Canada : visite du pape François pour demander pardon aux peuples autochtones

Le pape François est parti dimanche pour une visite au Canada, au cours de laquelle il devrait renouveler son appel au pardon pour le rôle de l’Église dans la tragédie des centres d’hébergement pour indigènes.

L’avion du pape a décollé de Rome peu après 9 heures. En fauteuil roulant, le pontife argentin de 85 ans, qui souffre de douleurs au genou droit, a dû utiliser une plateforme élévatrice pour se relever, selon un journaliste.
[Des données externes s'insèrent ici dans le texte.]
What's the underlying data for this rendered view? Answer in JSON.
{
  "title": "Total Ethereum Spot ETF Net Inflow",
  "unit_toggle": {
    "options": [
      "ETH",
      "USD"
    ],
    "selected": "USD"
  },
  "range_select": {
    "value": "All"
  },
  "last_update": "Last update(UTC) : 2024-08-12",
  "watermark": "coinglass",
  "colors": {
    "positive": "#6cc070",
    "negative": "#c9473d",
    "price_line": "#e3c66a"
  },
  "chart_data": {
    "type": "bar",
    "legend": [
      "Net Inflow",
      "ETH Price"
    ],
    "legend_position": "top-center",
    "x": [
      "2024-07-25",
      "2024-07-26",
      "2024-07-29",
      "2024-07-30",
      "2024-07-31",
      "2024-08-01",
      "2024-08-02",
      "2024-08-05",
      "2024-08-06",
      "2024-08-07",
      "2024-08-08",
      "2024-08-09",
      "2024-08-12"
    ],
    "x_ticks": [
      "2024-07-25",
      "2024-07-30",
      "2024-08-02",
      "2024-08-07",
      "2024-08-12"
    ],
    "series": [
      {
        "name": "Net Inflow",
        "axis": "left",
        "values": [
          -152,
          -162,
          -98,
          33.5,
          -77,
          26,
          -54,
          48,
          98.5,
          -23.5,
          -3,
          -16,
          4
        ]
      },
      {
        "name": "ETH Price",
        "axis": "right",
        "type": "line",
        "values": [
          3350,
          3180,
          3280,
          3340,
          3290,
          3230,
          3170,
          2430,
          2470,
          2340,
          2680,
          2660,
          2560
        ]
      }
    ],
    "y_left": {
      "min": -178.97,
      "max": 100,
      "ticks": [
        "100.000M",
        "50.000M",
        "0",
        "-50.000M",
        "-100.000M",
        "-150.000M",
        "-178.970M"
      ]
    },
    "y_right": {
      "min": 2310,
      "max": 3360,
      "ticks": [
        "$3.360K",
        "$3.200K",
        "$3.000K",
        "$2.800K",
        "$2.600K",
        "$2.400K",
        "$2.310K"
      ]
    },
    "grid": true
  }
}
Un “chemin de réconciliation”

Avec plus de dix heures de vol, c’est le plus long voyage depuis 2019 du souverain pontife, dont la douleur l’oblige à se déplacer avec une canne ou en fauteuil roulant. François est accompagné notamment de son chef de la diplomatie, le cardinal Pietro Parolin. Avant son départ, le pape a envoyé un message sur Twitter à ses «frères et sœurs bien-aimés du Canada». “Je viens parmi vous pour connaître les peuples autochtones. J’espère qu’avec la grâce de Dieu, mon pèlerinage pénitentiel pourra contribuer au chemin de réconciliation qui a déjà commencé. Veuillez vous joindre à moi dans la prière », a-t-il écrit.

Cette visite sera dédiée principalement aux Autochtones, populations ancestrales amérindiennes qui représentent 5 % de la population canadienne et qui s’identifient à trois groupes : les Indiens ou Premières Nations, les Métis et les Inuits. Entre la fin du XIXe siècle et les années 1990, quelque 150 000 enfants autochtones ont été enrôlés de force dans plus de 130 internats, établissements subventionnés par l’État mais administrés principalement par l’Église catholique. Ils étaient séparés de leur famille, de leur langue et de leur culture et souvent victimes de violences. Jusqu’à 6 000 enfants y ont perdu la vie. Un “génocide culturel” selon une commission nationale d’enquête, dans un pays où la découverte de plus de 1.300 tombes anonymes en 2021 a créé une onde de choc intergénérationnelle.

Ce voyage suscite une grande anticipation parmi les populations indigènes qui attendent du pape qu’il renouvelle ses excuses historiques prononcées en avril au Vatican. Le jésuite argentin pourrait aussi faire des gestes symboliques, par exemple en récupérant des objets d’art indigènes conservés au Vatican depuis des décennies. « Ce voyage historique est une partie importante du parcours de guérison », mais « il reste beaucoup à faire », a déclaré George Arcand Jr., grand chef de la Confédération des Premières Nations du Traité 6, lors d’une conférence de presse jeudi à Edmonton. “Les événements de la semaine prochaine pourraient ouvrir des plaies pour les survivants”, a prévenu Irvin Bull, chef de la tribu Louis Bull Cree.

” Trop tard “

Après une journée de congé dimanche, François rencontrera pour la première fois des membres des peuples autochtones lundi matin à Maskwacis, à environ 100 kilomètres au sud d’Edmonton, où jusqu’à 15 000 personnes sont attendues. L’Alberta était la province qui comptait le plus grand nombre de pensionnats. “J’aimerais que beaucoup de gens viennent” pour “entendre que ce n’est pas inventé”, lance Charlotte Roan, 44 ans, assise sur un banc à Maskwacis.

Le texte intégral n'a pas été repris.